XII.

Mais, les jours suivants, Albine et Serge restèrent embarrassés l'un devant l'autre. Ils évitèrent de faire aucune allusion à leur promenade sous les arbres. Ils n'avaient pas échangé un baiser, ils ne s'étaient pas dit qu'ils s'aimaient. Ce n'était point une honte qui les empêchait de parler, mais une crainte, une peur de gâter leur joie. Et, lorsqu'ils n'étaient plus ensemble, ils ne vivaient que du bon souvenir; ils s'y enfonçaient, ils revivaient les heures qu'ils avaient passées, les bras à la taille, à se caresser le visage de leur haleine. Cela avait fini par leur donner une grosse fièvre. Ils se regardaient, les yeux meurtris, très tristes, causant de choses qui ne les intéressaient pas. Puis, après de longs silences, Serge demandait à Albine d'une voix inquiète:

-- Tu es souffrante?

Mais elle hochait la tête; elle répondait:

-- Non, non. C'est toi qui ne te portes pas bien. Tes mains brûlent.

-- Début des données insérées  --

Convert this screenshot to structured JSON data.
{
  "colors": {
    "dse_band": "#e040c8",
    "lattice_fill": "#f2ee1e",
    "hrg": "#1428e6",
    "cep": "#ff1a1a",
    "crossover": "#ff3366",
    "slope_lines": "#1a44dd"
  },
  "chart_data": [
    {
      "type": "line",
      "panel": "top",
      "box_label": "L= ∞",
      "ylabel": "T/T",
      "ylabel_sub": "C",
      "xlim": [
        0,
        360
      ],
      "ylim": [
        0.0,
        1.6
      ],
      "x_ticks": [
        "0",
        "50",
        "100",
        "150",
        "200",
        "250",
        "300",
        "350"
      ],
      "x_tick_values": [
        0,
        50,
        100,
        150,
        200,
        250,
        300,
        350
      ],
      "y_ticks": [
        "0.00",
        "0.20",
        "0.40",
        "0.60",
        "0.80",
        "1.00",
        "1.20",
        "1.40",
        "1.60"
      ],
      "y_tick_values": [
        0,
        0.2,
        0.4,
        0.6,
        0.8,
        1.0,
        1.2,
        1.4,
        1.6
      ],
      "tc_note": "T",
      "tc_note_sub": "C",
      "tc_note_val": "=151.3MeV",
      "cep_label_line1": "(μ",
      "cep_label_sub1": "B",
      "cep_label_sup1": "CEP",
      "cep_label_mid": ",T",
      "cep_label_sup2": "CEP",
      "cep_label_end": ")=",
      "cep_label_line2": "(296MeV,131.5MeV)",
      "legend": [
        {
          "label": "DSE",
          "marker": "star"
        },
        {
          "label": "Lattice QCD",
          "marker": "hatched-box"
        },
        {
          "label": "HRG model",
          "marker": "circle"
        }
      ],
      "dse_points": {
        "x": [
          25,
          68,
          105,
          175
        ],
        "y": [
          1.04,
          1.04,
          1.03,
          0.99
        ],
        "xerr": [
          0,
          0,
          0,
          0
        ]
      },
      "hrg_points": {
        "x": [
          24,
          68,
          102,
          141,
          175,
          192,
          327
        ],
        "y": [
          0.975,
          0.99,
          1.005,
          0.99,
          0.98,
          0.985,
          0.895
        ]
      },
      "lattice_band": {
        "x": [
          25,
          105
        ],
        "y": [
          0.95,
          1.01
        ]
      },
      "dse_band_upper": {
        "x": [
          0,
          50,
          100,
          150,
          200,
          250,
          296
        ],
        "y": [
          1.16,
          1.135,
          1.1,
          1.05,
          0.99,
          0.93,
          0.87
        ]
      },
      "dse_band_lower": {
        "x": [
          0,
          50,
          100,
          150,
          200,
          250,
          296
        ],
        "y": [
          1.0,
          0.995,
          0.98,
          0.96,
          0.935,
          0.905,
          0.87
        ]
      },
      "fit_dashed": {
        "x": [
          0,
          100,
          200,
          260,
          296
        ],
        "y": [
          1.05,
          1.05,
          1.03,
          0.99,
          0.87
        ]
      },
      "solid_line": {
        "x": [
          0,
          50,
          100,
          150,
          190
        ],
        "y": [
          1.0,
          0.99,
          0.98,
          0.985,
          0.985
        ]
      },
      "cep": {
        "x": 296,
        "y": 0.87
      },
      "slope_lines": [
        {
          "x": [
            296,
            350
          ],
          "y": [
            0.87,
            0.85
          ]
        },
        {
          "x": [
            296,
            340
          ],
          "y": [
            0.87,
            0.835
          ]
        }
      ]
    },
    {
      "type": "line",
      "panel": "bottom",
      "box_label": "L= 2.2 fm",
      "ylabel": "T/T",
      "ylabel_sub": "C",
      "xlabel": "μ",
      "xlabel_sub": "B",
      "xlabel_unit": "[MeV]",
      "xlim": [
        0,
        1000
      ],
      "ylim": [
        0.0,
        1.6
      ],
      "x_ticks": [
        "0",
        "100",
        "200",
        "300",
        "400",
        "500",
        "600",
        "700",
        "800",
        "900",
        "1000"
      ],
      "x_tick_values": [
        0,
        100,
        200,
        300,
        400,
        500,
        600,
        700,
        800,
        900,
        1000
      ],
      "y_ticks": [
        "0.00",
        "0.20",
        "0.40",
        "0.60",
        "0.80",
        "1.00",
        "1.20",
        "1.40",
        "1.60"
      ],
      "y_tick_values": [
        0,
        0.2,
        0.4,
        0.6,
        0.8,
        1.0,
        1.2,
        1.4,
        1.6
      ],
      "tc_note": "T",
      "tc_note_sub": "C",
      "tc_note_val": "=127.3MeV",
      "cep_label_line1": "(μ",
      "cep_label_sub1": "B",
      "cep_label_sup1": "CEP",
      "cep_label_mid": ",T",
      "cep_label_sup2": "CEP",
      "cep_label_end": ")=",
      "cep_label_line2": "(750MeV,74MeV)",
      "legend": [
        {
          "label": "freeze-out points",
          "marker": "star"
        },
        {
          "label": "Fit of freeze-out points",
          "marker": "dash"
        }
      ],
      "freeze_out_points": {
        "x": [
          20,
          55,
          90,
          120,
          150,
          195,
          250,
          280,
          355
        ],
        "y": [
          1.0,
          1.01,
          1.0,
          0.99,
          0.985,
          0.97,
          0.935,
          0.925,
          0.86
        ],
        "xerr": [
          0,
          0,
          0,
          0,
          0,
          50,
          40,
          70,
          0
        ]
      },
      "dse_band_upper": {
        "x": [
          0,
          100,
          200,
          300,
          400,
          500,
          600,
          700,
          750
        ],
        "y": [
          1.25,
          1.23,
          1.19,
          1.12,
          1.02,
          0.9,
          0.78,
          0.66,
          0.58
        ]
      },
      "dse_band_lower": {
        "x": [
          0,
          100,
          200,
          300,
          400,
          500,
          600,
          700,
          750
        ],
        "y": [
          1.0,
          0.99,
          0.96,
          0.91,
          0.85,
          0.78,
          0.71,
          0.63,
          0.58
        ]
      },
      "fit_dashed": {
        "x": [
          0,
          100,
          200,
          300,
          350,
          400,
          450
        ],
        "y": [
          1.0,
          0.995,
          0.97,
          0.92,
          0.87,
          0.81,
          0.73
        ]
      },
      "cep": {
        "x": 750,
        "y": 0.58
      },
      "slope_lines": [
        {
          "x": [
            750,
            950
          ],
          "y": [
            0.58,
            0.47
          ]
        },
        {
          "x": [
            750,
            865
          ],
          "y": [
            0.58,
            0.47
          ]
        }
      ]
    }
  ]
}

Le parc leur causait une sourde inquiétude qu'ils ne s'expliquaient pas. Il y avait un danger au détour de quelque sentier, qui les guettait, qui les prendrait à la nuque pour les renverser par terre et leur faire du mal. Jamais ils n'ouvraient la bouche de ces choses; mais, à certains regards poltrons, ils se confessaient cette angoisse, qui les rendait singuliers, comme ennemis. Cependant, un matin, Albine hasarda, après une longue hésitation:

-- Tu as tort de rester toujours enfermé. Tu retomberas malade.

Serge eut un rire gêné.

-- Bah! murmura-t-il, nous sommes allés partout, nous connaissons tout le jardin.